ChaSen is a morphological analyser for Japanese. For me, it’s particularly useful in the context of full text search. Japanese doesn’t use spaces, so it’s very hard for a computer to work out where to break up the sentence in order to index the components. ChaSen handles this beautifully, delivering a full analysis of the sentence, showing each component’s pronunciation, basic form, and part of speech. It’s an example of standing on the shoulders of giants thanks to open source software: with such powerful tools available for free, it’s possible to achieve things that would otherwise be impossible.

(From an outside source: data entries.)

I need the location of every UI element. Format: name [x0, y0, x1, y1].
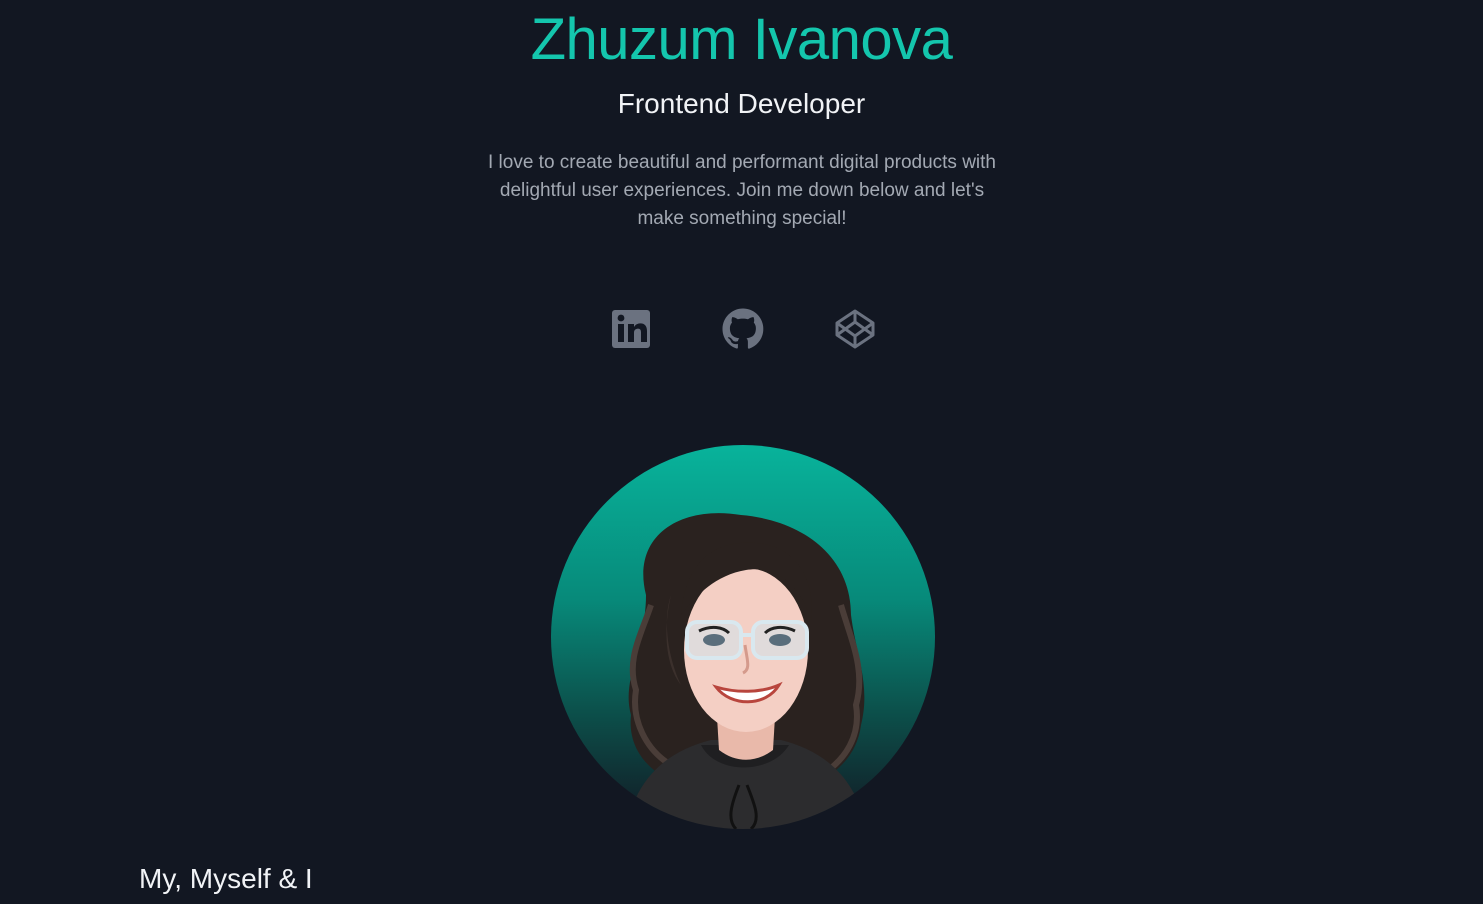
github-link[interactable]: [721, 307, 765, 351]
avatar-illustration: [626, 513, 866, 829]
social-links: [0, 307, 1483, 351]
page-title: Zhuzum Ivanova: [530, 7, 953, 72]
linkedin-icon: [612, 310, 650, 348]
github-icon: [722, 308, 764, 349]
avatar: [551, 445, 935, 829]
codepen-icon: [835, 309, 875, 349]
job-title: Frontend Developer: [617, 88, 866, 119]
about-section-title: My, Myself & I: [139, 863, 313, 894]
codepen-link[interactable]: [833, 307, 877, 351]
bio-text: I love to create beautiful and performan…: [487, 152, 996, 229]
linkedin-link[interactable]: [609, 307, 653, 351]
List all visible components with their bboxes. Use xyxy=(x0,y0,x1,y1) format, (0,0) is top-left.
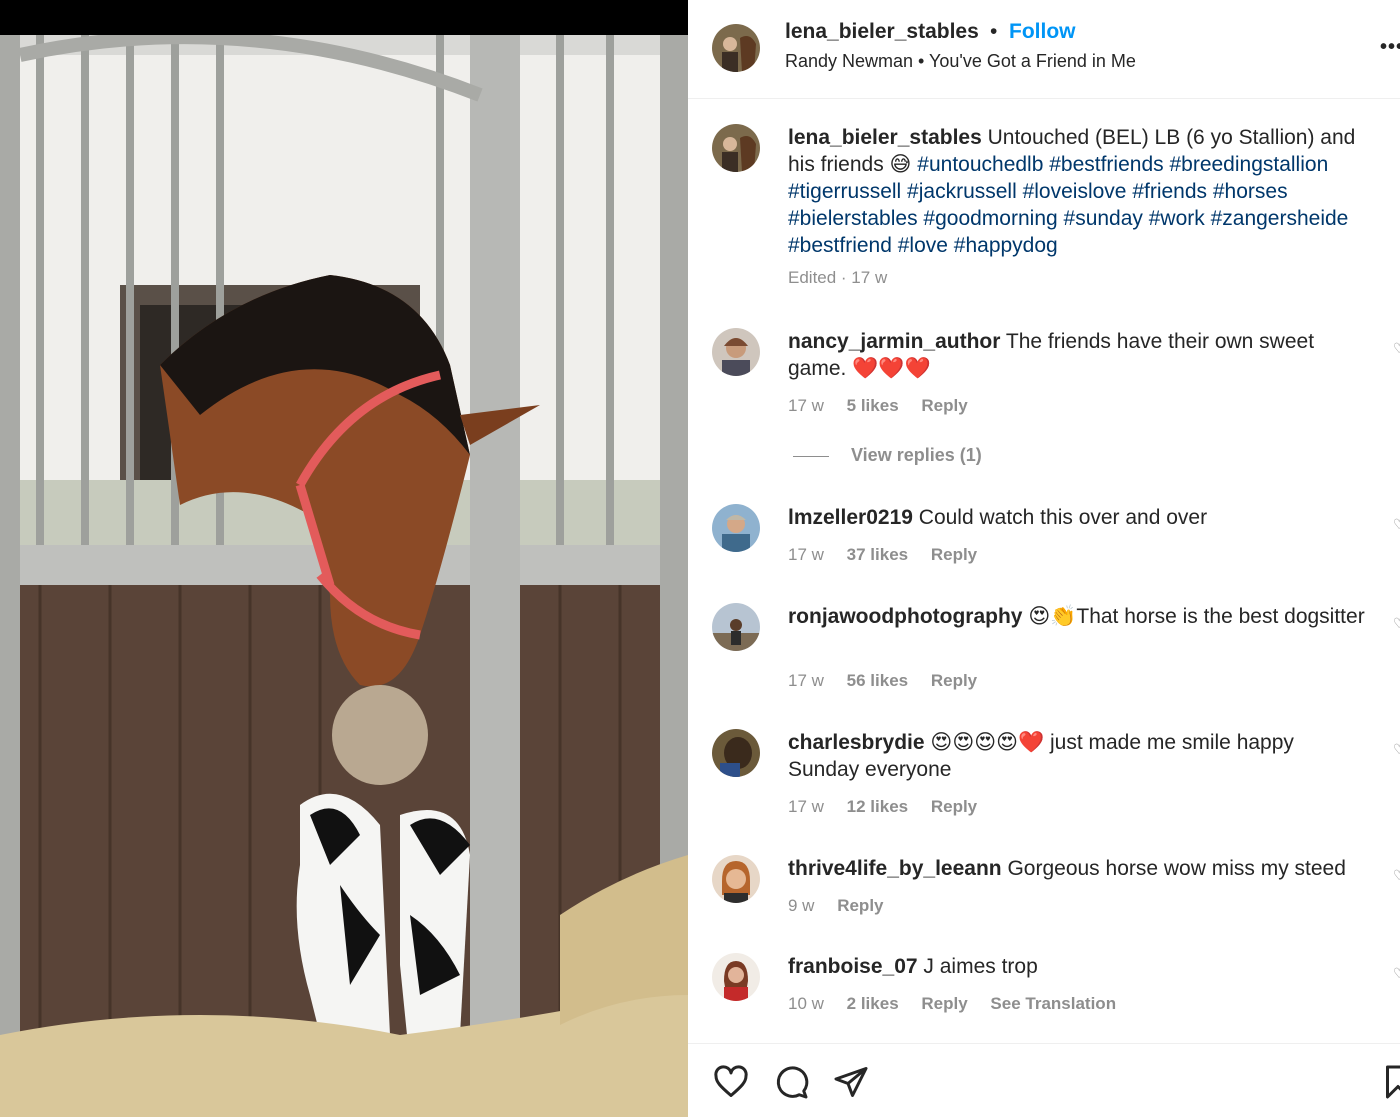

I was trying to build the Ruby/ChaSen library on Ubuntu Linux. After a little trouble, I discovered that it was necessary to specify the library location:

> ruby extconf.rb -L/usr/lib
> make
> sudo make install

But every time I tried to require it in Ruby, I was rewarded with:

[...]/chasen.so: undefined symbol: _Znwj

Apparently, the problem lies in mkmf, which is choosing the wrong linker.

The solution? After using extconf.rb to create the Makefile, edit Makefile before starting make.

In the line:

LDSHARED = $(CC) -shared

Change $(CC) to g++ and then make as before. Don’t forget to make clean first if there are already files lying around from previous failed attempts.

I hope that this brief explanation helps anyone else suffering from the same problem.